Des hypothèses économiques prudentes sous-tendent ce projet de loi. J’ai toujours exprimé la conviction que les prévisions de croissance devaient être le plus modestes possible, en soulignant que, si elles étaient dépassées, nous pourrions affecter le surplus au remboursement de la dette, qui est prioritaire. J’avais même proposé de retenir pour hypothèse de base du projet de loi de finances une croissance zéro.

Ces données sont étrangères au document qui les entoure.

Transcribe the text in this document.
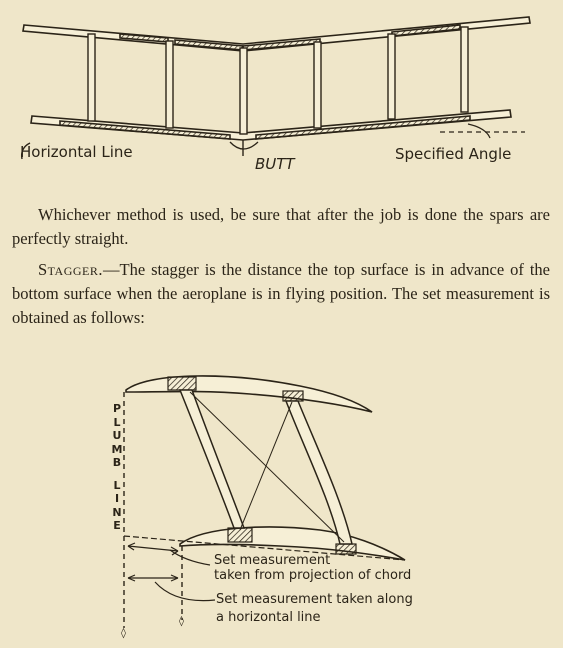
Horizontal Line
BUTT
Specified Angle
Whichever method is used, be sure that after the job is done the spars are perfectly straight.
Stagger.—The stagger is the distance the top surface is in advance of the bottom surface when the aeroplane is in flying position. The set measurement is obtained as follows:
◊
◊
P
L
U
M
B
L
I
N
E
Set measurement
taken from projection of chord
Set measurement taken along
a horizontal line
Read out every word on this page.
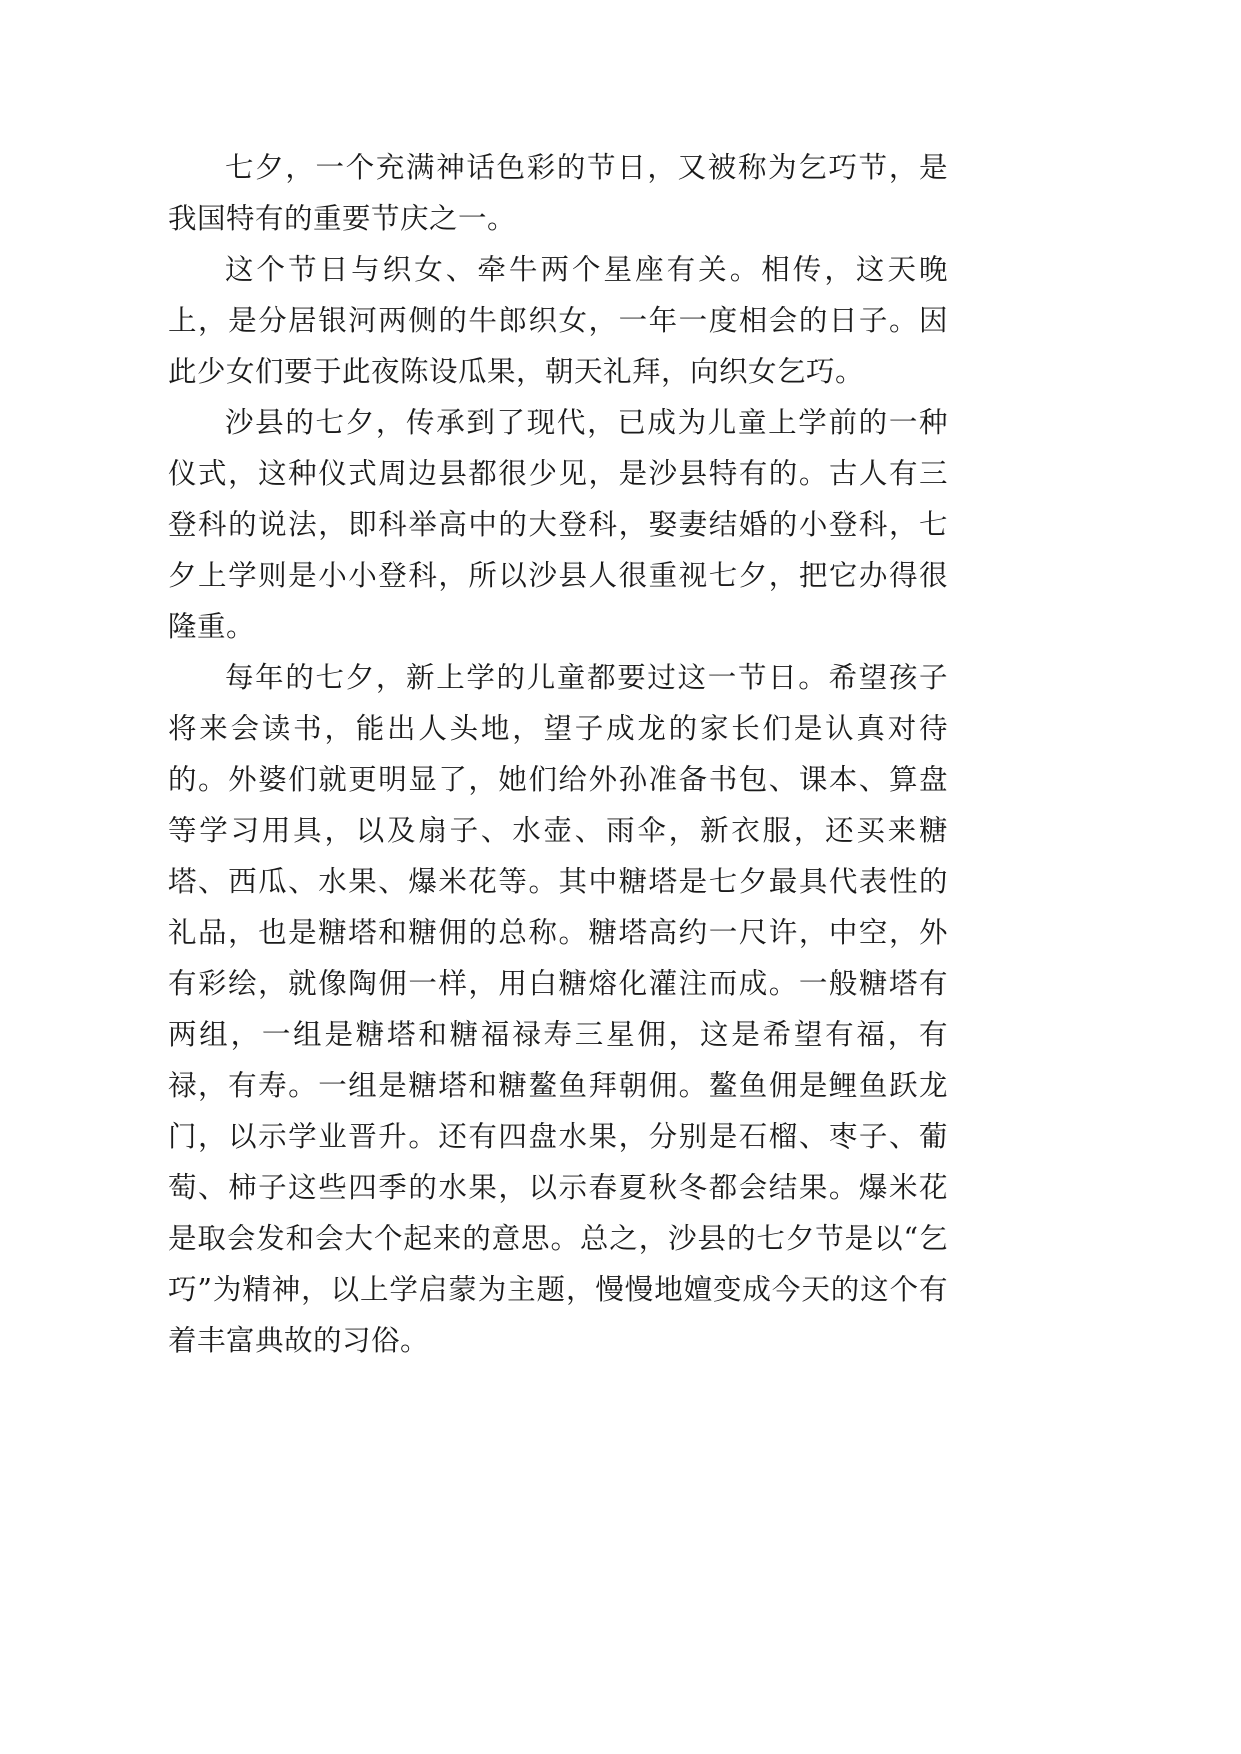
七夕，一个充满神话色彩的节日，又被称为乞巧节，是我国特有的重要节庆之一。

这个节日与织女、牵牛两个星座有关。相传，这天晚上，是分居银河两侧的牛郎织女，一年一度相会的日子。因此少女们要于此夜陈设瓜果，朝天礼拜，向织女乞巧。

沙县的七夕，传承到了现代，已成为儿童上学前的一种仪式，这种仪式周边县都很少见，是沙县特有的。古人有三登科的说法，即科举高中的大登科，娶妻结婚的小登科，七夕上学则是小小登科，所以沙县人很重视七夕，把它办得很隆重。

每年的七夕，新上学的儿童都要过这一节日。希望孩子将来会读书，能出人头地，望子成龙的家长们是认真对待的。外婆们就更明显了，她们给外孙准备书包、课本、算盘等学习用具，以及扇子、水壶、雨伞，新衣服，还买来糖塔、西瓜、水果、爆米花等。其中糖塔是七夕最具代表性的礼品，也是糖塔和糖佣的总称。糖塔高约一尺许，中空，外有彩绘，就像陶佣一样，用白糖熔化灌注而成。一般糖塔有两组，一组是糖塔和糖福禄寿三星佣，这是希望有福，有禄，有寿。一组是糖塔和糖鳌鱼拜朝佣。鳌鱼佣是鲤鱼跃龙门，以示学业晋升。还有四盘水果，分别是石榴、枣子、葡萄、柿子这些四季的水果，以示春夏秋冬都会结果。爆米花是取会发和会大个起来的意思。总之，沙县的七夕节是以“乞巧”为精神，以上学启蒙为主题，慢慢地嬗变成今天的这个有着丰富典故的习俗。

Or le Gouvernement a toujours présenté un scénario trop optimiste, le revoyant ensuite systématiquement à la baisse, avec les difficultés financières, administratives et politiques que cela induit. Pourquoi ne pas confier à un organisme indépendant, à l’image du Bureau central de planification néerlandais ou de l’Office for budget responsibility britannique, le soin d’établir l’hypothèse de croissance ? La Cour des comptes pourrait tenir ce rôle.

La sincérité des prévisions sera le socle des lois-cadres d’équilibre des finances publiques créées par l’article 1er du projet de loi constitutionnelle. Celui-ci instaure également, et c’est essentiel, le monopole des lois financières sur les prélèvements obligatoires. Cet article provoque une forte émotion au sein des commissions permanentes, qui se sentent dépossédées de leur droit d’amendement. Il faut donc souligner que tout parlementaire conservera bien sûr la possibilité de déposer des amendements sur les projets de loi financière. Je ne peux que me réjouir de cette rationalisation, qui met fin à une dispersion des dispositions fiscales et sociales nuisible à la cohérence et à la lisibilité de notre politique de prélèvements obligatoires.

Ce monopole est déjà respecté par l’ensemble des ministres, en application de la circulaire du Premier ministre du 4 juin 2010. Pour sa mise en cohérence, un autre défi nous attend, celui de la suppression des niches fiscales et sociales : monsieur le ministre, quelle est votre stratégie à cet égard ?

L’anticipation du dépôt des projets de loi financière, corollaire de ce monopole, facilitera leur examen par le Parlement, et principalement par l'Assemblée nationale, première chambre saisie de ces textes.

Les lois-cadres couvrent a priori une période d’au moins trois ans, mais leur portée peut aller jusqu’à, par exemple, la législature entière. Elles peuvent aussi être « glissantes » et être prolongées d’un an. Monsieur le président de la commission des finances, monsieur le rapporteur général, comment s’articulera concrètement ce « glissement », sans dérapage bien sûr ? Monsieur le ministre, à quel moment interviendra le vote ?

Je souscris pleinement à ce projet de loi constitutionnelle visant à rendre contraignant le principe de l’équilibre des finances publiques. Je reprendrai à mon compte cette phrase d’Édouard Herriot : « L’utopie est une réalité en puissance. » En l’occurrence, cette « règle d’or » sera peut-être bientôt une norme du droit positif.

Pourtant, je dois avouer que subsistent des interrogations sur les nombreuses lois organiques qui devront suivre la révision constitutionnelle pour donner corps à cette réforme, s’agissant en particulier des sanctions que pourra prononcer le Conseil constitutionnel.

Pour conclure, je fais mienne cette réflexion du rapporteur général de la commission des finances, Philippe Marini, selon laquelle une assemblée parlementaire « est un lieu où l’on prend des responsabilités, et l’on ne peut le faire que par un vote ».

Je voterai donc ce projet de loi constitutionnelle qui, au-delà de la technicité de ses dispositions, pose un principe sage et responsable, qui tiendra lieu de garantie pour les générations futures.